Raffaele Sollecito, Amanda Knox’s Italian ex-boyfriend, has told of their “intense” relationship claiming he felt he had been “hit by a thunderbolt” when they first met
“I’m deeply concerned not just for the issue I’m facing and most of you already know about, but also because I don’t have resources anymore to fight this injustice.
“I badly need to be able to hire experts, when needed, or pay my attorney fees, documents fees, and so on when the new appeal will start.
“I hope to not bother you, but I need your collaboration to face this ordeal. Otherwise I don’t want to forced to give up just for financial reason.
“I hope you will understand. I’m just asking if you, buddies, know how to build up a non-profit raising funds foundation. Big Hugs, Raffaele Sollecito.”
Raffaele Sollecito is thought to have been paid $1million for U.S. TV news interviews and an advance on his book Honor Bound: My Journey to Hell and Back with Amanda Knox, which was published last year.
However, a sizeable proportion of that was swallowed up in legal fees to his team of lawyers including Italy’s high flying Giulia Bongiorno who is said to have the highest fees in the country.
On Tuesday, the High Court issued its written reasoning for doing so. Meredith Kercher’s body was found in November 2007 in her bedroom of the house she shared with Amanda Knox in Perugia, a central Italian town popular with foreign exchange students.
Amanda Knox, now 25, and her Italian ex-boyfriend, Raffaele Sollecito, 29, were initially convicted and sentenced to long prison terms, but a Perugia appeals court acquitted them in 2011, criticizing virtually the entire case mounted by prosecutors.
The appellate court noted that the murder weapon was never found, said that DNA tests were faulty and that prosecutors provided no murder motive.
A young man from Ivory Coast, Rudy Guede, was convicted in a separate proceeding and is serving a 16-year sentence.
In the 74-page Cassation ruling, the High Court judges said they “had to recognize that he [Rudy Guede] was not the sole author” of the crime, Italian news agency LaPresse reported.
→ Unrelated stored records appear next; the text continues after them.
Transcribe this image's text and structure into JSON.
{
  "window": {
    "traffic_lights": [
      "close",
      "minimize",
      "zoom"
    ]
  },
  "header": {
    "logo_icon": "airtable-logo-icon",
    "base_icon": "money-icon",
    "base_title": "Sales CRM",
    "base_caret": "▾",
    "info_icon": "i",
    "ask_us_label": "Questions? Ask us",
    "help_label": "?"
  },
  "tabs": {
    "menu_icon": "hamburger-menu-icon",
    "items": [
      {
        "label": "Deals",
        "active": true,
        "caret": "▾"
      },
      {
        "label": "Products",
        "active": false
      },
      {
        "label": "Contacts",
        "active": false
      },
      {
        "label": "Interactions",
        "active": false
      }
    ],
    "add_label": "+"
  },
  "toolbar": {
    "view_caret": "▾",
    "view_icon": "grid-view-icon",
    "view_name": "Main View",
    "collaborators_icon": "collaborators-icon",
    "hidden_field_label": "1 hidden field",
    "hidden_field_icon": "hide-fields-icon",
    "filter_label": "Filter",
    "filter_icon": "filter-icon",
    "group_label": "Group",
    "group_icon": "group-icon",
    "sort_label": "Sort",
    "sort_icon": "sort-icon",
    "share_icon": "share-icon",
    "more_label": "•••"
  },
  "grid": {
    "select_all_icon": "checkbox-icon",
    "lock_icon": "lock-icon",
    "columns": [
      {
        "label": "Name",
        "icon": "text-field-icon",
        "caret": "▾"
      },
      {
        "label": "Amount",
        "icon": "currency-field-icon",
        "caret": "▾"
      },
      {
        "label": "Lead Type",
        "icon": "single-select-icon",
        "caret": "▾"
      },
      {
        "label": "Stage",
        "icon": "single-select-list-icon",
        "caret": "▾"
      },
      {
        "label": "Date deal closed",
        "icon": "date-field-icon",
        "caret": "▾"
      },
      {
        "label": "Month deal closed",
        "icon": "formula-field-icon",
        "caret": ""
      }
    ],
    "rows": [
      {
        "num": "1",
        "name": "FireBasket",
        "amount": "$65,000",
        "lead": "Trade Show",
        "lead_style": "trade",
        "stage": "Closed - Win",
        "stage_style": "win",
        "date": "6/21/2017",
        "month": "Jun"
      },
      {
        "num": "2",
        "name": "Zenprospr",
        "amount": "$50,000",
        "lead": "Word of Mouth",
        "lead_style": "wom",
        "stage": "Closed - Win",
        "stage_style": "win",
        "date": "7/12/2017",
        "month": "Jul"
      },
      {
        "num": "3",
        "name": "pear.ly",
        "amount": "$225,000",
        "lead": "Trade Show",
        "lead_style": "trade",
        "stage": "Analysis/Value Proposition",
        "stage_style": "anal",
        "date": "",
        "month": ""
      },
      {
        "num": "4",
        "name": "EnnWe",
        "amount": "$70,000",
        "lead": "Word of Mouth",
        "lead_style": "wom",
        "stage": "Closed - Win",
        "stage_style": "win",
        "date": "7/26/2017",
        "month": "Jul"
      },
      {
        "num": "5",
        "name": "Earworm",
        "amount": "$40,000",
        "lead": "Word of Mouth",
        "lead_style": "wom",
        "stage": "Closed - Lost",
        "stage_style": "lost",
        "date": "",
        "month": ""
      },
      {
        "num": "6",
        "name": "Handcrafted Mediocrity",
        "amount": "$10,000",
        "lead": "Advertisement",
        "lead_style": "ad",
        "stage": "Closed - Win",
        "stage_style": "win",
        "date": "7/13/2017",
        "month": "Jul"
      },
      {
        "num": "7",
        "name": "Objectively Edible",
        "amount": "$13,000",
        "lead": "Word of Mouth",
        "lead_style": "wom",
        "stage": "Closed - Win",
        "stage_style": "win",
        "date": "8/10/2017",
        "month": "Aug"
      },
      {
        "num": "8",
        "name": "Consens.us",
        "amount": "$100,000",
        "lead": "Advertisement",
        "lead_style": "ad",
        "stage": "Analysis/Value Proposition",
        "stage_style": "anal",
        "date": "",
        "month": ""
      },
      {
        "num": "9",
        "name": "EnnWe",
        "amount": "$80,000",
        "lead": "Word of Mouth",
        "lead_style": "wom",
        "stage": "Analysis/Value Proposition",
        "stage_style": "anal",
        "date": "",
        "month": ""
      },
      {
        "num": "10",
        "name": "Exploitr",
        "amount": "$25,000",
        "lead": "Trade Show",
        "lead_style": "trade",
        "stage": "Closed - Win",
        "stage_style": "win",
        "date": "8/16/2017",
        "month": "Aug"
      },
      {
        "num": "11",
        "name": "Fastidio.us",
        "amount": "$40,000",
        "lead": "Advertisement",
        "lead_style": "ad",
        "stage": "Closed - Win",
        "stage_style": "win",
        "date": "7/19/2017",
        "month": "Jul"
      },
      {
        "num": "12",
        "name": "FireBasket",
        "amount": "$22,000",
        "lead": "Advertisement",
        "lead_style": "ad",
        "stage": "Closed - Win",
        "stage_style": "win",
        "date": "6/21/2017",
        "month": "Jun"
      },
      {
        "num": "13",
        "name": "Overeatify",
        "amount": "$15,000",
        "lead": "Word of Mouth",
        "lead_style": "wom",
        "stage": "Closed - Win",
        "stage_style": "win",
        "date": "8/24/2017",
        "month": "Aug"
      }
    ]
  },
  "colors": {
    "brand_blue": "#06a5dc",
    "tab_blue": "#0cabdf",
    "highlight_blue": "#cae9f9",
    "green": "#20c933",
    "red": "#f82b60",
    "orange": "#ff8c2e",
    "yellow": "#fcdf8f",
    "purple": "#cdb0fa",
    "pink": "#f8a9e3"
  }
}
The judges though said he was the “main protagonist”.
They said the new appeal process would serve to “not only demonstrate the presence of the two suspects in the place of the crime, but to possibly outline the subjective position of Rudy Guede’s accomplices”.
The high court faulted the Perugia appeals court for “multiple instances of deficiencies, contradictions and illogical” conclusions.
The new court must conduct a full examination of evidence to resolve the ambiguities, it said.
Amanda Knox and Raffaele Sollecito denied wrongdoing and said they weren’t even in the apartment that night, although they acknowledged they had smoked marijuana and their memories were clouded.
Raffaele Sollecito was given a 25-year jail term while Amanda Knox was given 26 years but in 2011 the verdicts were overturned and they were released on appeal.
However, three months ago Italy’s highest court ruled there should be a fresh trial for both of them.